Qu'est-il arrivé à Jérémie Cohen le 16 février 2022 ? Après avoir été violemment agressé par une dizaine d'individus (comme le prouve la vidéo), il s'est dirigé, sonné, vers les voies du tramway de Bobigny, en Seine-Saint-Denis, sans qu'on ne sache s'il comptait se rendre à la station de tram la plus proche pour s'éloigner de ses agresseurs ou s'il marchait sans but, sous le choc. Toujours est-il qu'il a été heurté par un tramway de la ligne 1 (qui traverse la ville de Bobigny), au niveau de l'avenue Jean-Jaurès. La RATP a affirmé qu'il a "traversé la plate-forme des voies en dehors des traversées piétonnes" : puisqu'il est mort lors du passage du train et qu'il était seul à ce moment-là, l'enquête ouverte par le parquet de Bobigny fait état d'un "homicide involontaire".

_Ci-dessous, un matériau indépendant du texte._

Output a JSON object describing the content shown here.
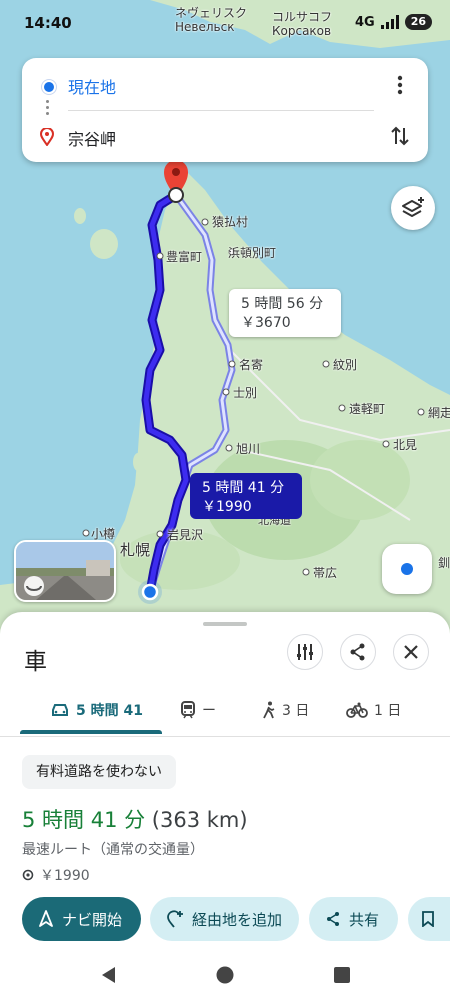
{
  "status_bar": {
    "time": "14:40",
    "network": "4G",
    "battery": "26"
  },
  "map": {
    "labels": {
      "top_city1_jp": "ネヴェリスク",
      "top_city1_ru": "Невельск",
      "top_city2_jp": "コルサコフ",
      "top_city2_ru": "Корсаков",
      "sarufutsu": "猿払村",
      "hamatonbetsu": "浜頓別町",
      "toyotomi": "豊富町",
      "nayoro": "名寄",
      "monbetsu": "紋別",
      "shibetsu": "士別",
      "engaru": "遠軽町",
      "abashiri": "網走",
      "asahikawa": "旭川",
      "kitami": "北見",
      "iwamizawa": "岩見沢",
      "otaru": "小樽",
      "sapporo": "札幌",
      "obihiro": "帯広",
      "kushiro": "釧",
      "hokkaido_route": "北海道"
    },
    "route_bubbles": {
      "alternate": {
        "time": "5 時間 56 分",
        "cost": "￥3670"
      },
      "selected": {
        "time": "5 時間 41 分",
        "cost": "￥1990"
      }
    },
    "icons": [
      "layers-icon",
      "my-location-icon",
      "street-view-thumbnail"
    ],
    "colors": {
      "land": "#cfe6c6",
      "water": "#9cd3e4",
      "route_main": "#2c1cd4",
      "route_alt": "#a6b0f5"
    }
  },
  "search": {
    "origin": "現在地",
    "destination": "宗谷岬",
    "icons": [
      "origin-dot-icon",
      "destination-pin-icon",
      "more-vert-icon",
      "swap-icon"
    ]
  },
  "sheet": {
    "title": "車",
    "buttons": [
      "tune-icon",
      "share-icon",
      "close-icon"
    ],
    "tabs": [
      {
        "icon": "car-icon",
        "label": "5 時間 41"
      },
      {
        "icon": "train-icon",
        "label": "ー"
      },
      {
        "icon": "walk-icon",
        "label": "3 日"
      },
      {
        "icon": "bike-icon",
        "label": "1 日"
      }
    ],
    "chip": "有料道路を使わない",
    "duration": "5 時間 41 分",
    "distance": "(363 km)",
    "route_note": "最速ルート（通常の交通量）",
    "toll": "￥1990",
    "actions": {
      "start": "ナビ開始",
      "add_stop": "経由地を追加",
      "share": "共有"
    }
  },
  "nav_bar": [
    "back-icon",
    "home-icon",
    "recents-icon"
  ]
}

Seulement, puisque l'agression a eu lieu quelques instants avant que Jérémie ne passe sur les rails et soit heurté par un tramway, sa famille estime qu'elle a un lien avec sa mort, et s'est donc indignée que cette première enquête n'ait fait état d'aucune agression avant l'accident mortel. En effet, cette enquête du Parquet de Bobigny a conclu à un "accident de circulation", alors même que les enquêteurs n'avaient pas encore visionné les "caméras du tram", comme l'expliquait le frère de Jérémie Cohen, toujours au micro de Radio Shalom. Raoult Cohen s'est ainsi indigné d'avoir à "mener sa propre enquête" sur le décès de son fils, rappelant que s'il n'avait pas pris l'initiative de "passer un appel à témoins", l'enquête serait "passée à la trappe".

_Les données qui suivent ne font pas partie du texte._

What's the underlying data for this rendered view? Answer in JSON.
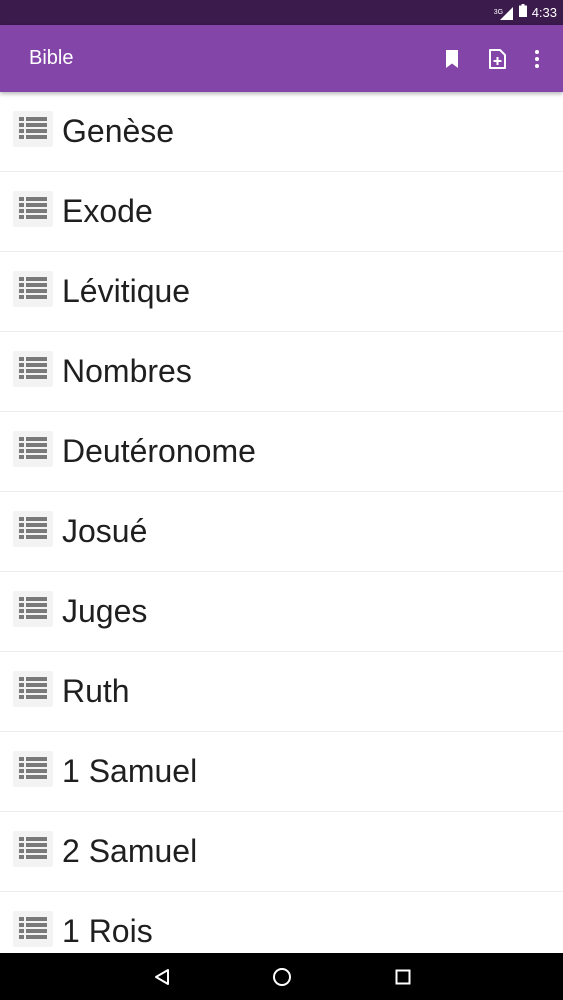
{
  "status_bar": {
    "network_label": "3G",
    "time": "4:33"
  },
  "app_bar": {
    "title": "Bible",
    "actions": [
      {
        "icon": "bookmark-icon"
      },
      {
        "icon": "add-note-icon"
      },
      {
        "icon": "more-vert-icon"
      }
    ]
  },
  "books": [
    {
      "name": "Genèse",
      "icon": "list-icon"
    },
    {
      "name": "Exode",
      "icon": "list-icon"
    },
    {
      "name": "Lévitique",
      "icon": "list-icon"
    },
    {
      "name": "Nombres",
      "icon": "list-icon"
    },
    {
      "name": "Deutéronome",
      "icon": "list-icon"
    },
    {
      "name": "Josué",
      "icon": "list-icon"
    },
    {
      "name": "Juges",
      "icon": "list-icon"
    },
    {
      "name": "Ruth",
      "icon": "list-icon"
    },
    {
      "name": "1 Samuel",
      "icon": "list-icon"
    },
    {
      "name": "2 Samuel",
      "icon": "list-icon"
    },
    {
      "name": "1 Rois",
      "icon": "list-icon"
    }
  ],
  "nav_bar": {
    "buttons": [
      {
        "icon": "back-icon"
      },
      {
        "icon": "home-icon"
      },
      {
        "icon": "recents-icon"
      }
    ]
  },
  "colors": {
    "status_bar": "#3b1a4c",
    "app_bar": "#8445a8",
    "text": "#1f1f1f",
    "icon_gray": "#7a7a7a"
  }
}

Quelle a été la progression de l'enquête?

Dans un communiqué de presse envoyé le lundi 4 avril à la presse, le parquet de Bobigny a indiqué qu'une information judiciaire avait été ouverte le 29 mars pour "violences volontaires en réunion ayant entraîné la mort sans intention de la donner". Le parquet affirme que les éléments recueillis lors de la première enquête ont permis d'établir que la victime "avait subi des violences quelques instants avec l'accident", ce qui va dans le sens des propos de la famille de Jérémie Cohen, mais qui s'appuie également sur la vidéo qui circule sur les réseaux sociaux. Le communiqué indiquait qu'une seconde enquête avait été ouverte pour "violences volontaires en réunion" : deux enquêtes parallèles sont ainsi en cours.  Après l'appel à témoins et les prises de parole de la famille de Jérémie Cohen, les éléments du drame ont été recueillis peu à peu par les enquêteurs, jusqu'à ce que ces deux hommes se rendent au commissariat le 12 avril dernier. Leurs révélations sur le déroulé de l'agression et sur les actions et "comportements" antérieurs de Jérémie Cohen sont de précieux renseignements qui permettront peut-être de rendre justice plus rapidement. Pour le moment, ni le motif discriminatoire ni les auteurs de ce drame ne sont identifiés, comme l'indique le procureur de Bobigny dans un communiqué ce 15 avril.